Look, I’m not in favor of crushing children, but with the sun shining directly at our garage opening, 75% of the morning we’d leave the house we couldn’t use the remote to close the garage door. I didn’t want to completely disable the sensors, as it would probably get us sued if a child did get crushed. Also, I’m all for safety. (Really. I am. Tell the insurance company that.)

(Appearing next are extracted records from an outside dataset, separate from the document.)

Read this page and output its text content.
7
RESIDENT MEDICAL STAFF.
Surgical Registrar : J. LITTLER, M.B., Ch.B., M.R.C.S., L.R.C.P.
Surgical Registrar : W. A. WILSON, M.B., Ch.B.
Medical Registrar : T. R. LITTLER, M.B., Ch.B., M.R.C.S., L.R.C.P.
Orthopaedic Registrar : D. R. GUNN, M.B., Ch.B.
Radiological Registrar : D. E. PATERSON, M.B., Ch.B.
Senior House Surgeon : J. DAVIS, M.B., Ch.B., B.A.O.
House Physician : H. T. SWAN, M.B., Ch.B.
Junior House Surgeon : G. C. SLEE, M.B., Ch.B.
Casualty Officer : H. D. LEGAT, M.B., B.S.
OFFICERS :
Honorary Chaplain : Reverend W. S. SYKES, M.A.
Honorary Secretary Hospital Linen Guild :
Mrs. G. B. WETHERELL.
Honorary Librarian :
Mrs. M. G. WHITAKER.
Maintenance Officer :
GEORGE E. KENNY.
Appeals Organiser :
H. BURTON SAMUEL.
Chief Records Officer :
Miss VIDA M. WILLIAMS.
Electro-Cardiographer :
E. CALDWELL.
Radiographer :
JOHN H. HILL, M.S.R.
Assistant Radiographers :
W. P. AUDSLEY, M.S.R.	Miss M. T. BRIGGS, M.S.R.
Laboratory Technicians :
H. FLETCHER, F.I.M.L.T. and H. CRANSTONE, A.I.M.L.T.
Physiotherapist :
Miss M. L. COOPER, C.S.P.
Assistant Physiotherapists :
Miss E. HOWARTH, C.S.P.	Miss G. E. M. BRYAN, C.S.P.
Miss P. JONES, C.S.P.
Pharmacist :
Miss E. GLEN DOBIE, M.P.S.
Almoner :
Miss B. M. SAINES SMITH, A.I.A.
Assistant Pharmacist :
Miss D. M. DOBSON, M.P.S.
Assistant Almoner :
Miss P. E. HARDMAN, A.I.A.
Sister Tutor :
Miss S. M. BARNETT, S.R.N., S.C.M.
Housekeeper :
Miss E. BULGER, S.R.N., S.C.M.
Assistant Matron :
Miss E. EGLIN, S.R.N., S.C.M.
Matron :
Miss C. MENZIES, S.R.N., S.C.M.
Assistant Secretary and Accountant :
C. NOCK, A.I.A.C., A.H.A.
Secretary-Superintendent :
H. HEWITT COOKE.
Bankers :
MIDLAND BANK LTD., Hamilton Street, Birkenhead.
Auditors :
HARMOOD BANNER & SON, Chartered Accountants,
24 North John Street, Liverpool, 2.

My first attempt at a fix was adding a gaff tape flag to the electric eye. This did almost nothing. I did find that blocking the sun with my car and/or body sometimes worked. So imagine that when I pulled the car out of the garage I had to get out and stand in front of the door (very close to it, in fact, almost close enough to be hit by the door) and try to block the sun. Sometimes it worked, and often it did not. When it didn’t work we’d have to go into the garage, use the manual release to shut the door, lock it, and then reverse the whole procedure when returning home. #PITA
Eventually I added a button (duh!) to attempt to manually override the sensor. Sometimes it worked, other times it did not. Occasionally it would get 90% closed, then open again. Argh! Reflecting light? I don’t know…
Supposedly you can added some tubes, but I never got around to that. The garage not closing when you leave is just annoying enough to aggravate you, but not annoying enough to spend real time trying to fix it.
The new solution (which is working well so far) involves extending the electric eye a bit further in from the door, and angling it to point at the emitter. Some scrap wood and zip ties pulls it all together quite nicely.